Тишина была ей ответом. Владика не было. Унесло грозой. Смыло ливнем. Расщепило на атомы молнией. Илона вскочила и побежала на кухню. Мимоходом дернула дверь ванной. Пнула ногой дверь туалета – на всякий случай. Нигде никого. Она вернулась в спальню, распахнула дверцы шкафа. Вещи Владика исчезли. Два костюма – ее подарок, рубашки, свитер, кожаная куртка. Даже галстуки. Все. Как и не было. Исчез также новый кожаный чемодан, безумно дорогой.
Она поняла. Ошеломленная, рухнула на кровать и зарыдала. Неглупая, образованная и, можно сказать, красивая, Илона затрепыхалась, как какая-нибудь неудачница, простецкая полуграмотная баба, не привыкшая сдерживать чувства. Боль, обида, страх, попранная любовь – все смешалось в гремучую ядовитую смесь, стучавшую в поисках выхода в сердце, висках, затылке и печени. Кого не бросали, тот не поймет. Будь ты хоть трижды образованная, а все равно больно! И вой рвется из глотки, и обида страшная – чем она лучше? Та, которая? Вернее, к которой ушел любимый человек. Наверное, ушел, а то куда бы ему деться?
Илона рыдала, молотя кулаками подушку. Средство хорошее, но не всегда срабатывает. Но все же лучше, чем ничего. Подушка была Владикова и пахла его лосьоном. Легкий ненавязчивый благородный аромат настоящего мужчины. Сигарету в зубы, пиджак небрежно через плечо плюс фирменный прищур теплых карих глаз и морщинки в уголках губ – не какой-нибудь сопляк, а надежный и мужественный – и на плакат. Вместо сигареты можно травинку, главное, чтоб видны идеальные супербелые зубы. Капот отпадной тачки и волнующееся поле чего-нибудь злакового, голубая лагуна или вдали силуэты небоскребов. Реклама зубной пасты с отбеливающим эффектом. Или слабительного, после которого захочется жить и жевать с новыми силами. Красиво до умопомрачения. Гламур и глянец. Программа на всю жизнь: посадить дерево, найти мужчину, отбелить зубы и купить квартиру в центре. После чего гордо смотреть по сторонам – жизнь удалась! Можно еще перетянуть лицо, укоротить нос, переделать уши и вставить красивую нижнюю челюсть. Можно добавить силикон для выразительности форм. Программа максимум.

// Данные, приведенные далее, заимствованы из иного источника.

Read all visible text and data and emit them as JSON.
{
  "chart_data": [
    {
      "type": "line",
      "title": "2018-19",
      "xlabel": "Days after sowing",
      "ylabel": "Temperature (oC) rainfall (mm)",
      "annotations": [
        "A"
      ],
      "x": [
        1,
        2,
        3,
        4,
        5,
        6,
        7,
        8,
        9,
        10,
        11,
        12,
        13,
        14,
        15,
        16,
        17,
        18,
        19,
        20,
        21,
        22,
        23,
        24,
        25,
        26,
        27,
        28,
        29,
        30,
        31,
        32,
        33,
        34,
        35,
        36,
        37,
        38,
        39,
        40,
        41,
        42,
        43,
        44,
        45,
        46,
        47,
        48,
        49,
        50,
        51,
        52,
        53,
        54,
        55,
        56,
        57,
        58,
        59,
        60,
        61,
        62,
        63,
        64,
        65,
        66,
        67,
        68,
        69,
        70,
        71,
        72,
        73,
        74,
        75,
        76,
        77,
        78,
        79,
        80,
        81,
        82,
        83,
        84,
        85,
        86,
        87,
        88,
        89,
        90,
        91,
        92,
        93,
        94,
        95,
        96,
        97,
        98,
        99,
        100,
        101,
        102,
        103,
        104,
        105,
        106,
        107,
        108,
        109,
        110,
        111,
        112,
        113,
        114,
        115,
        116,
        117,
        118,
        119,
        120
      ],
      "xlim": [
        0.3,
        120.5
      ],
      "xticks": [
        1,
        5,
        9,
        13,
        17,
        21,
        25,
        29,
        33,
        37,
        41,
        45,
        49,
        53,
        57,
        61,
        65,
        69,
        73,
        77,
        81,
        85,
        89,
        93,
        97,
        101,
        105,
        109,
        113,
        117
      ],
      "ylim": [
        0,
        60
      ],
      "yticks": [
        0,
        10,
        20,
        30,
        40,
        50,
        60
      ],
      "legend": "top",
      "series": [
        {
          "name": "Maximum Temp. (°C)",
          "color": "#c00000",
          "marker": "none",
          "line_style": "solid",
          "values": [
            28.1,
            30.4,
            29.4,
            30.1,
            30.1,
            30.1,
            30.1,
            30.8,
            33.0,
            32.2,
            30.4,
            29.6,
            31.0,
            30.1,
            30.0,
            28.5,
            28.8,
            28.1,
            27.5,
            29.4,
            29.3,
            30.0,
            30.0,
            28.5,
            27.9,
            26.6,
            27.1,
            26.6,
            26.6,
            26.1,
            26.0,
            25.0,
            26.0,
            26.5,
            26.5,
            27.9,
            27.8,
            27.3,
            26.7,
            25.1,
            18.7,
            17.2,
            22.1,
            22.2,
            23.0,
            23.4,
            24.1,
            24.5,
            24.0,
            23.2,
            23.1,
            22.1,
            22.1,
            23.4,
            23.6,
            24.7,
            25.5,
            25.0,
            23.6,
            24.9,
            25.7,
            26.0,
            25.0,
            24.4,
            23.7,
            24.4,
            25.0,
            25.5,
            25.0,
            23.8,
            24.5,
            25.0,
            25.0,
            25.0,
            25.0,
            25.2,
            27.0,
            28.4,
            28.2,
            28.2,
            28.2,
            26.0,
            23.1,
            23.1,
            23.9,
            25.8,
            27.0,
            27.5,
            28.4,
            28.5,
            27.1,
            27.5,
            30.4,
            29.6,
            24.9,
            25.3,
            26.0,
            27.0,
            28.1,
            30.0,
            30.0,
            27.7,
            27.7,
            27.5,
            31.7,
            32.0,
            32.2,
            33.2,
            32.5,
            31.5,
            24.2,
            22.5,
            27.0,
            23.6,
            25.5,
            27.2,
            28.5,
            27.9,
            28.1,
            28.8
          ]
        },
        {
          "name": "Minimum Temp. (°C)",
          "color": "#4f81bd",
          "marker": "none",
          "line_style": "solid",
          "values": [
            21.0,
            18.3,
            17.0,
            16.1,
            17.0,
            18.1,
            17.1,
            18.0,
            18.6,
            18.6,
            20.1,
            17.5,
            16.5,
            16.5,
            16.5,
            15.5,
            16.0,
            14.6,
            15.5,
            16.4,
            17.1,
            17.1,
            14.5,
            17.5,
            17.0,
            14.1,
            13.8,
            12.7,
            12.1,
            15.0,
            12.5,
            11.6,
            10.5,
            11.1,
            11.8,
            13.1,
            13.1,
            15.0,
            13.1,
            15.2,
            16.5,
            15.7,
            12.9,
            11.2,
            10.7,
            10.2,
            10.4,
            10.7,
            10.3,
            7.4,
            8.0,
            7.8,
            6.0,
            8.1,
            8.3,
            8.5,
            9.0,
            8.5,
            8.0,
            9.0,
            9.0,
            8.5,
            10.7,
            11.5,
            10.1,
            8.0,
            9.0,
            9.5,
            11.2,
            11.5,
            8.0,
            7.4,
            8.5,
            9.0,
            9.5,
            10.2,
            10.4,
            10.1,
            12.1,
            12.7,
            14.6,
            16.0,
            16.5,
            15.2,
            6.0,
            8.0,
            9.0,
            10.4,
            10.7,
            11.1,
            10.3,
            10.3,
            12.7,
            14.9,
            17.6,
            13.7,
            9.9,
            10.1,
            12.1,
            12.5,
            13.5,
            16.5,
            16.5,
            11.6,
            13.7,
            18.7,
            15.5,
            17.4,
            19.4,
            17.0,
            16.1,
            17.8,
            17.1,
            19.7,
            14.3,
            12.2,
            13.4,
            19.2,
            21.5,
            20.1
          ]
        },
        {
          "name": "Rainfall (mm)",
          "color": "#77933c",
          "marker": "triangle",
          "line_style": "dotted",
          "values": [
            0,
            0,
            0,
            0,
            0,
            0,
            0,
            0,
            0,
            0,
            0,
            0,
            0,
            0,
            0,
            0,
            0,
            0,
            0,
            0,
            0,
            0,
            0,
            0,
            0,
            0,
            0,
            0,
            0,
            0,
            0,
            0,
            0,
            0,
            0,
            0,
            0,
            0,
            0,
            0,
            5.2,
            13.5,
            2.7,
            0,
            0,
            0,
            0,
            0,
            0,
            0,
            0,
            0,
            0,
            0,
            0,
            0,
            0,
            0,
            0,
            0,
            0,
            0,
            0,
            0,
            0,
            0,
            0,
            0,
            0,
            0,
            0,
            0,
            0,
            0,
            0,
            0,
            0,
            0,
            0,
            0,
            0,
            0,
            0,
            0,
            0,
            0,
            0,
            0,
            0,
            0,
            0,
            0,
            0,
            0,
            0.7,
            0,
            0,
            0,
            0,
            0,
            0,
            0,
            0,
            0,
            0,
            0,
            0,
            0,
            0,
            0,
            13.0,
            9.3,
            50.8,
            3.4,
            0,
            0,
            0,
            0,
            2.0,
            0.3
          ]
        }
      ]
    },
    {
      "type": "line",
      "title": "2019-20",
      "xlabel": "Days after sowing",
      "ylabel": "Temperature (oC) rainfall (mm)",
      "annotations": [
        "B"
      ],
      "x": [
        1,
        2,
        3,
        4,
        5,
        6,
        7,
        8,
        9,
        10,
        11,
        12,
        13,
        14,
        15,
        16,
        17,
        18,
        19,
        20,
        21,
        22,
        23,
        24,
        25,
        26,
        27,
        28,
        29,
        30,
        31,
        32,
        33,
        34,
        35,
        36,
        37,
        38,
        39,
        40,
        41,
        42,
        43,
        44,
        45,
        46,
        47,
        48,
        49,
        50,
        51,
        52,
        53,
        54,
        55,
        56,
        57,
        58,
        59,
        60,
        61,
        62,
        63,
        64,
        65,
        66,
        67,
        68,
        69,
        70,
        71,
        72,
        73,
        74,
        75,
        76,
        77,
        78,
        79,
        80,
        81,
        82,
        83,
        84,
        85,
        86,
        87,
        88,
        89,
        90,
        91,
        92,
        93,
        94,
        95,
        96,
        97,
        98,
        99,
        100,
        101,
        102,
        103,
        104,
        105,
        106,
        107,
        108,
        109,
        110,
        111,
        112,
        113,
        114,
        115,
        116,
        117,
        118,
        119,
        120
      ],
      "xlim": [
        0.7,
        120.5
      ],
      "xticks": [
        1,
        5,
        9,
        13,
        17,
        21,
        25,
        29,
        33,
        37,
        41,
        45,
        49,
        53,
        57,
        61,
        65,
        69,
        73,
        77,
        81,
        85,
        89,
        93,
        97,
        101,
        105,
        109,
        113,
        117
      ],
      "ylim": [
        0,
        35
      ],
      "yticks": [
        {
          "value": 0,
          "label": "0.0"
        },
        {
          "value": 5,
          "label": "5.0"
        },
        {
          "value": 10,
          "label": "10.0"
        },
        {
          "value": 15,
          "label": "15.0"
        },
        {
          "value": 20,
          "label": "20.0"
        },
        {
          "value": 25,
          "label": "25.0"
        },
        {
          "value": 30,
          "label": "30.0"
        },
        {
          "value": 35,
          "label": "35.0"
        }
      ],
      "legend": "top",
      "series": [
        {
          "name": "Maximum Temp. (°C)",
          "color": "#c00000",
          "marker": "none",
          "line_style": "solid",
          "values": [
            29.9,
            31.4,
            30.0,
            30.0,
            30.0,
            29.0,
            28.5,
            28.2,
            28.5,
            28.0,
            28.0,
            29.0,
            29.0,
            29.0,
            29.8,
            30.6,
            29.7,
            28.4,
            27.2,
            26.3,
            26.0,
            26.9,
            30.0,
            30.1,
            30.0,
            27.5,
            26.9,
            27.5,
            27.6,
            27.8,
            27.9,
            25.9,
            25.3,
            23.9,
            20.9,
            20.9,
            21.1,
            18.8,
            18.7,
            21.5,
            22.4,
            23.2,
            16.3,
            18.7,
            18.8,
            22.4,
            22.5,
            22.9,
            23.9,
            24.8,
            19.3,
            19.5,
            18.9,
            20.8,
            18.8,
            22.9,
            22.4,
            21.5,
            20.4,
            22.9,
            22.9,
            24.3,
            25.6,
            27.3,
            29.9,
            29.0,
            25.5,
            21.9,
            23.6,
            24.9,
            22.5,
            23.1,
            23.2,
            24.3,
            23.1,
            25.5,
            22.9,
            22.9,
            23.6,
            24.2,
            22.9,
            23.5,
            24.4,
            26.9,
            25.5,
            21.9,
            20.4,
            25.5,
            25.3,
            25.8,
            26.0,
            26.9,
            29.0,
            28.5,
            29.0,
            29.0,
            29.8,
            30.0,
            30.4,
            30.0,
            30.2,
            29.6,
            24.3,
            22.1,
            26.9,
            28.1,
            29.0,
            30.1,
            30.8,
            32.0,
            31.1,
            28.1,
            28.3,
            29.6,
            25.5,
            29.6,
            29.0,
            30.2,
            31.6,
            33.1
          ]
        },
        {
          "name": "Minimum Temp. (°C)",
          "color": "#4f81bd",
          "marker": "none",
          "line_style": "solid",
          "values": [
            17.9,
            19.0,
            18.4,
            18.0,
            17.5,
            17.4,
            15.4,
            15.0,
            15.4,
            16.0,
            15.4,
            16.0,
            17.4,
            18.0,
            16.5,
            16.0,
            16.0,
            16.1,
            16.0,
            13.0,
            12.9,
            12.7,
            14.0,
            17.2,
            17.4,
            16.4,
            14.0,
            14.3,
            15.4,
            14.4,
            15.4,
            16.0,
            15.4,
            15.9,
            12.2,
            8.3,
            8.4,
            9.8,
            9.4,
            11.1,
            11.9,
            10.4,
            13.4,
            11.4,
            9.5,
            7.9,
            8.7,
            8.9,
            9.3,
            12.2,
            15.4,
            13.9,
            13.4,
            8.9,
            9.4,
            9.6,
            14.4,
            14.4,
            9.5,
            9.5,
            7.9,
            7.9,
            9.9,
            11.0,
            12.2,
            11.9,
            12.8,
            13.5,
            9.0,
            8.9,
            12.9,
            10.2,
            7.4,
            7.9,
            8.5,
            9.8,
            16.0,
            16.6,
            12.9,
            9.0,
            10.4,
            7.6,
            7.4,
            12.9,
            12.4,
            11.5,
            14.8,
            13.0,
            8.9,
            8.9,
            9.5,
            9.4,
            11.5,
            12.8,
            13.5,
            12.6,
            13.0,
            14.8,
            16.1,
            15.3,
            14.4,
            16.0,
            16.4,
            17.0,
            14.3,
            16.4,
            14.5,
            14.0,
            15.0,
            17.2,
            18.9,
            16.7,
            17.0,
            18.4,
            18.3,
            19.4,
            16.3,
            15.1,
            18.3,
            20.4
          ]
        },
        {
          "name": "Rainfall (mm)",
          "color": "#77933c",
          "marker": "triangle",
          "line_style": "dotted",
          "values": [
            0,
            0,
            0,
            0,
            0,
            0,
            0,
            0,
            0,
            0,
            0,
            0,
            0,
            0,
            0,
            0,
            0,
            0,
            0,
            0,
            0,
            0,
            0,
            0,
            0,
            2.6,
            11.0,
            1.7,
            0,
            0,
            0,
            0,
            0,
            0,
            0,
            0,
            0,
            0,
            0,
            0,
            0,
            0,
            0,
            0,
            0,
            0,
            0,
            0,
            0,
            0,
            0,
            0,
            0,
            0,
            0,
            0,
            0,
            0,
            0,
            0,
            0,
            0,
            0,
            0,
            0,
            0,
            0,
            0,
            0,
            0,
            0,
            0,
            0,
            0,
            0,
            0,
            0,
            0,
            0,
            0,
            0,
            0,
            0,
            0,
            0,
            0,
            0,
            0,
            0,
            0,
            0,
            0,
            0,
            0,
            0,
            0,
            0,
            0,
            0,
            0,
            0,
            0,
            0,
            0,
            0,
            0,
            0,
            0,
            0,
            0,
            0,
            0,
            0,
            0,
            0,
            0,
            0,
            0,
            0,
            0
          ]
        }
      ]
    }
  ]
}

Удалась? Шиш! Не удалась. Владик – четвертый, который бросает. А сколько их еще будет? Или не будет вовсе?
Илона зарыдала с новыми силами. Ушел. Несмотря ни на что. На старания, суету, лесть, два подаренных костюма, завтраки в постель, как в иностранном кино. Говорил поначалу: не надо, не суетись, я не привык. Краснел и стеснялся. А потом привык. Еще как привык! И капризничать начал: то кофе слабоват, то колбаса не та, то тост не поджарен до нужной кондиции. Пришел налегке, в джинсах и ветровке, а сам все забрал. Хапнул! Весь гардеробчик вынес. Номер три прихватил пару колец, неосторожно оставленных на трюмо, а ведь казался таким бессребреником – будто не от мира сего, все рассуждал о политике, морали и международных отношениях. Номер два не вернул ключи от дома – по вредности, и пришлось менять замок. Номер первый… номера первого выгнала она сама, когда пришел пьяный. Думала, в воспитательных целях. Пусть погуляет по ночному городу, проветрится, а он взял да ушел насовсем. Так рванул, что даже барахлишко оставил и потом не вернулся.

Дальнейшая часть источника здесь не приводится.